Related: 4 Shockingly Simple Art Heists That Actually Worked
A $200,000 Diamond Vanishes During An Ocean's Twelve Promo Event
Ocean's Eleven was so successful that it spawned not only two sequels and a spinoff, but a pretty bonkers real-life theft. In 2004, the studio decided to promote the upcoming Ocean's Twelve by sending George Clooney, Brad Pitt, and Matt Damon to the Monaco Grand Prix. And since the movie features some expensive jewelry, the producers thought it would be clever if two cars in the race sported flawless $200,000 diamonds on their noses. What could go wrong?

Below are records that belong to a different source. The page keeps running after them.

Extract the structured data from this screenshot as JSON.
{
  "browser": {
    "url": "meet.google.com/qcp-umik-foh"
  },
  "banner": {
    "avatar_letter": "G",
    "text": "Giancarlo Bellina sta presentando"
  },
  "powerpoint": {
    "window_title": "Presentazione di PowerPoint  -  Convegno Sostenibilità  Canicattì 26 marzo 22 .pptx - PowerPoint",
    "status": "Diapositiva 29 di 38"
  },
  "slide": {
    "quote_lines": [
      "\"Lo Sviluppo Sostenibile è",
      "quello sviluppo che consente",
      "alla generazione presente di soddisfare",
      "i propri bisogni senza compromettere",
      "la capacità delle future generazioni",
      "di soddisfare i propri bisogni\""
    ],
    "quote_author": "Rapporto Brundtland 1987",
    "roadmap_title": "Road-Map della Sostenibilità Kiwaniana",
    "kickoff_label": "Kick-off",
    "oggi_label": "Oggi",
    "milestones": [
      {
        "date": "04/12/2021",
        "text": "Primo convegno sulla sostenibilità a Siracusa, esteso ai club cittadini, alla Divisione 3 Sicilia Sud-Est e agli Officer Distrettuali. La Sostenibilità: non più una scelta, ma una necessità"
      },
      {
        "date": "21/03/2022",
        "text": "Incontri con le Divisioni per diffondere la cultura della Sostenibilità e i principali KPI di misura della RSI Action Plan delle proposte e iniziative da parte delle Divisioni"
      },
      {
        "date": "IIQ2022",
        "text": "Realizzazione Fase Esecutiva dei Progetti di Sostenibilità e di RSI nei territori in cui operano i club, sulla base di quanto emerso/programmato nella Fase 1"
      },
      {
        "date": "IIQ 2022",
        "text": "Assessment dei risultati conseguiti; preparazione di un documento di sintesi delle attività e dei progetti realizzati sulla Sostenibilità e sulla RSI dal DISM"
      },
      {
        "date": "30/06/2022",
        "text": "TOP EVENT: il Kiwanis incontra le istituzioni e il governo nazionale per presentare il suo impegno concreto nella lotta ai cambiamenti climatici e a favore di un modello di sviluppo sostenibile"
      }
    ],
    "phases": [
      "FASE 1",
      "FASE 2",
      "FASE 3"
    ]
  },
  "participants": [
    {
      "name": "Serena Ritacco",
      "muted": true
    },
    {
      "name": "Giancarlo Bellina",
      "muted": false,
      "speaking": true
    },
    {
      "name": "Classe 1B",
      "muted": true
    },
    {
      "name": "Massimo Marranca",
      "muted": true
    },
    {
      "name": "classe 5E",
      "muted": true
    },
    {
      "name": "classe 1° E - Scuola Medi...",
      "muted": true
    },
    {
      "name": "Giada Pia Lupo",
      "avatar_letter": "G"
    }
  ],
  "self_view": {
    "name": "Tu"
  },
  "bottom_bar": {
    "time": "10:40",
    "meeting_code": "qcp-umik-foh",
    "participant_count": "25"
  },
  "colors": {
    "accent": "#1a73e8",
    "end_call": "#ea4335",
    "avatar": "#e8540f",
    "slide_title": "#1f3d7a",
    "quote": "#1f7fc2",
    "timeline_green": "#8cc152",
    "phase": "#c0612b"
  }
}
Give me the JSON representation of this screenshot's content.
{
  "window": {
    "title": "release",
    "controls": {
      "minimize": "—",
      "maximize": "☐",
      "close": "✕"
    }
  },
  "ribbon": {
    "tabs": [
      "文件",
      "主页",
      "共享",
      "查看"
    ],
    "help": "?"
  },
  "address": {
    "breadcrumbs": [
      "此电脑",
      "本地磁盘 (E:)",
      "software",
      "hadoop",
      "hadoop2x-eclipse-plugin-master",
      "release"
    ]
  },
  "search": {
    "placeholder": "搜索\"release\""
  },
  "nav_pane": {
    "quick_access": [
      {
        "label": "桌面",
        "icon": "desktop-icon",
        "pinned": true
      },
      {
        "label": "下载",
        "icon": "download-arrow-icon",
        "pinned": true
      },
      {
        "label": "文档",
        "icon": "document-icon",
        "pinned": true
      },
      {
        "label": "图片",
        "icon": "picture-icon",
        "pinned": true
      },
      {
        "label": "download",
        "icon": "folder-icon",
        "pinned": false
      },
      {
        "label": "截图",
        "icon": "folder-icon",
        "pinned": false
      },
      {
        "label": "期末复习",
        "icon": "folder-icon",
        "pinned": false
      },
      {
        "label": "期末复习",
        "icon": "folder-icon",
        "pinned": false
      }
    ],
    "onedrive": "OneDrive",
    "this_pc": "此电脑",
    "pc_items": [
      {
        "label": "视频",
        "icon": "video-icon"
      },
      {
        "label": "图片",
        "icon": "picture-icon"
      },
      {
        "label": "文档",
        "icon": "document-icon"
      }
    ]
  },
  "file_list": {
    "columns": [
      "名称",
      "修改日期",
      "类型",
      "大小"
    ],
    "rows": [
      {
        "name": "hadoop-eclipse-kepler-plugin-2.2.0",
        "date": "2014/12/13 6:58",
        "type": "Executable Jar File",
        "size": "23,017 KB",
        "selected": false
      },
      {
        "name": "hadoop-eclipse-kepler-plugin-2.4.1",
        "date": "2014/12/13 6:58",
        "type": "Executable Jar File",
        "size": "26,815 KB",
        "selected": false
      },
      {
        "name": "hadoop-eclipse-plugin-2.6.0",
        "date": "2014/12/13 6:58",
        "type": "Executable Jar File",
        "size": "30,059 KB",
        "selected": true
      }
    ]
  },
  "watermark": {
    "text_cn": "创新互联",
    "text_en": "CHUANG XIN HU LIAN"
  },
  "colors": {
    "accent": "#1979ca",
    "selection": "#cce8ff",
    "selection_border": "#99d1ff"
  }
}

What the producers forgot is that the movie involves expensive jewelry getting stolen. All was going well until Austrian driver Christian Klien crashed one of the bedazzled cars nose-first on a hairpin bend during the very first lap. Because of safety regulations, Team Jaguar was only allowed to go clean up the mess once the race was over ... two hours later. Fortunately, there were hundreds of cameras covering every angle of the track, so it's not as if someone could simply walk up to the car and steal the diamond. Unfortunately, someone did that anyway. By the time the car reached the mechanic, the rock was gone. We should mention at this point that said rock was also not insured.
To this day, no one knows where the diamond ended up. Was the crash so potent that it turned into coal? Was Klien involved, and if so, was he really Sandra Bullock in a latex mask? Whatever happened, the diamond's owners, gem company Steinmetz, clearly learned from the incident, because the next time they lent diamonds for the Grand Prix, they put them on the drivers' helmets instead. Sure, it would be even smarter to not lend diamonds for the Grand Prix, but still.
Related: 6 Pointless Crimes That Required An Insane Amount Of Effort
A Woman Poses As An Armored Car Company Employee For Five Months At The Behest Of A Criminal Poet
Heather Tallchief was a young go-getter in the security industry, whose tight ponytail and thick glasses were a refreshing presence in a land of buzz cuts and mustaches. After getting to know her for months, her co-workers felt they could safely leave her alone in an armored car during a Vegas casino delivery run in October 1993.
They could not.
Tallchief's co-workers loved her so much that when she vanished along with $4.1 million in unmarked bills, they were worried sick that she'd been kidnapped. In reality, Tallchief had driven the armored car to the garage of an "auto repair company" she had started under a fake identity (one of 12 she'd racked up by age 21), where she met up with her accomplice, an older ex-con turned poet named Roberto Solis. If you're into poetry books published from prison in the 1970s, you know him better as "Pancho Aguila."
Tallchief and Solis packed their haul and mailed it to one of her fake identities in another state. Then, after she ditched her ponytail and glasses in She's All That fashion, the pair boarded a private jet they'd booked weeks earlier while posing as an elderly wheelchair-bound gambler and his nurse.
But this case clearly needs yet another plot twist. In 2005, Tallchief turned up at a courthouse and surrendered to authorities. She claimed Solis had manipulated her into pulling off the heist with a combination of seduction and straight-up brainwashing, then took all the money and left her alone with their child. Such is the dangerous power of poetry.